The government’s 2008 National Action Plan called for an end to the worst forms of child labor, including forced labor, but none of its goals have been reached. The government does not allow independent organizations to monitor comprehensively child labor in the cotton sector, nor does it provide figures on the use of child labor in the country. The government allowed UNICEF to observe the cotton harvest and its working conditions and gave it full access to the fields, children, schools and teachers.

On March 25, the government created an interagency working group to ensure protection of the rights and legitimate interests of minors under the age of 18 and report to the International Labor Organization on measures undertaken to protect workers’ and children’s rights.

Also see the Department of Labor’s Findings on the Worst Forms of Child Labor at

d. Acceptable Conditions of Work

The minimum salary between August and December was 57,200 soum ($27) per month. On December 1, it was raised 10 percent to 62,920 soum ($30). According to official statistics, the average monthly salary exceeded 693,550 soum ($330) before taxes. This level did not include salaries in the agricultural sector. Reliable data and estimations on actual average household income were not available. Officials reported the poverty level as consumption of less than 2,100 kilocalories per day, but the government does not publish any indicators of poverty level. According to the latest available data, approximately 20 percent of the population lived below the poverty level in 2010.

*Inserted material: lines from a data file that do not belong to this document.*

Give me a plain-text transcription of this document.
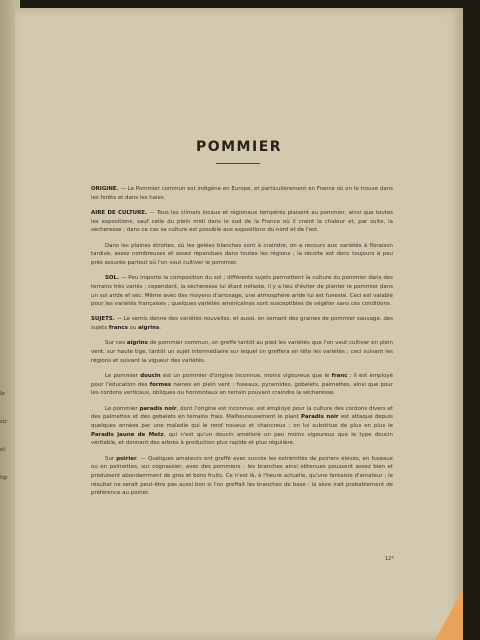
le
sir
et
tip
POMMIER

ORIGINE. — Le Pommier commun est indigène en Europe, et particulièrement en France où on le trouve dans les forêts et dans les haies.

AIRE DE CULTURE. — Tous les climats locaux et régionaux tempérés plaisent au pommier, ainsi que toutes les expositions, sauf celle du plein midi dans le sud de la France où il craint la chaleur et, par suite, la sécheresse ; dans ce cas sa culture est possible aux expositions du nord et de l'est.

Dans les plaines étroites, où les gelées blanches sont à craindre, on a recours aux variétés à floraison tardive, assez nombreuses et assez répandues dans toutes les régions ; la récolte est donc toujours à peu près assurée partout où l'on veut cultiver le pommier.

SOL. — Peu importe la composition du sol ; différents sujets permettent la culture du pommier dans des terrains très variés ; cependant, la sécheresse lui étant néfaste, il y a lieu d'éviter de planter le pommier dans un sol aride et sec. Même avec des moyens d'arrosage, une atmosphère aride lui est funeste. Ceci est valable pour les variétés françaises ; quelques variétés américaines sont susceptibles de végéter sans ces conditions.

SUJETS. — Le semis donne des variétés nouvelles, et aussi, en semant des graines de pommier sauvage, des sujets francs ou aigrins.

Sur ces aigrins de pommier commun, on greffe tantôt au pied les variétés que l'on veut cultiver en plein vent, sur haute tige, tantôt un sujet intermédiaire sur lequel on greffera en tête les variétés ; ceci suivant les régions et suivant la vigueur des variétés.

Le pommier doucin est un pommier d'origine inconnue, moins vigoureux que le franc ; il est employé pour l'éducation des formes naines en plein vent : fuseaux, pyramides, gobelets, palmettes, ainsi que pour les cordons verticaux, obliques ou horizontaux en terrain pouvant craindre la sécheresse.

Le pommier paradis noir, dont l'origine est inconnue, est employé pour la culture des cordons divers et des palmettes et des gobelets en terrains frais. Malheureusement le plant Paradis noir est attaqué depuis quelques années par une maladie qui le rend noueux et chancreux ; on lui substitue de plus en plus le Paradis jaune de Metz, qui n'est qu'un doucin amélioré un peu moins vigoureux que le type doucin véritable, et donnant des arbres à production plus rapide et plus régulière.

Sur poirier. — Quelques amateurs ont greffé avec succès les extrémités de poiriers élevés, en fuseaux ou en palmettes, sur cognassier, avec des pommiers ; les branches ainsi obtenues poussent assez bien et produisent abondamment de gros et bons fruits. Ce n'est là, à l'heure actuelle, qu'une fantaisie d'amateur ; le résultat ne serait peut-être pas aussi bon si l'on greffait les branches de base : la sève irait probablement de préférence au poirier.

12*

The law establishes a standard workweek of 40 hours and requires a 24-hour rest period. Overtime pay exists in theory, but it rarely was paid in practice. According to the labor code, compensation for overtime work must be specified in employment contracts or agreed to with an employee’s trade union and can be implemented in the form of additional pay or leave. According to the legislation, overtime compensation should not be less than 200 percent of the employee’s actual hourly wage. Additional leave time should be not less than the length of actual overtime work. An employee cannot work more than 120 hours of overtime per year.

The Ministry of Labor establishes and enforces occupational health and safety standards in consultation with unions. Reports suggested that enforcement was not effective. Although regulations provide for safeguards, workers in hazardous jobs often lacked protective clothing and equipment. Labor inspectors conducted inspections of small- and medium-sized businesses once every four years and inspected larger enterprises once every three years. The labor ministry or a local governor’s office can initiate a selective inspection of a business as well, and special inspections are conducted in response to accidents or complaints.

In accordance with the Law on Workers’ Safety, workers legally may remove themselves from hazardous work if an employer has failed to provide adequate safety measures for the job. Generally workers did not exercise this right, as it was not effectively enforced, and employees feared retribution by employers. A 2009 law requires employers to insure against civil liability for damage caused to the life or health of an employee in connection with a work injury, occupational disease, or other injury to health caused by the employee’s performance on the job. No cases have yet been reported under this law.

The country has bilateral labor migration agreements with Russia and South Korea to increase protections on a range of labor rights for the country’s labor migrants.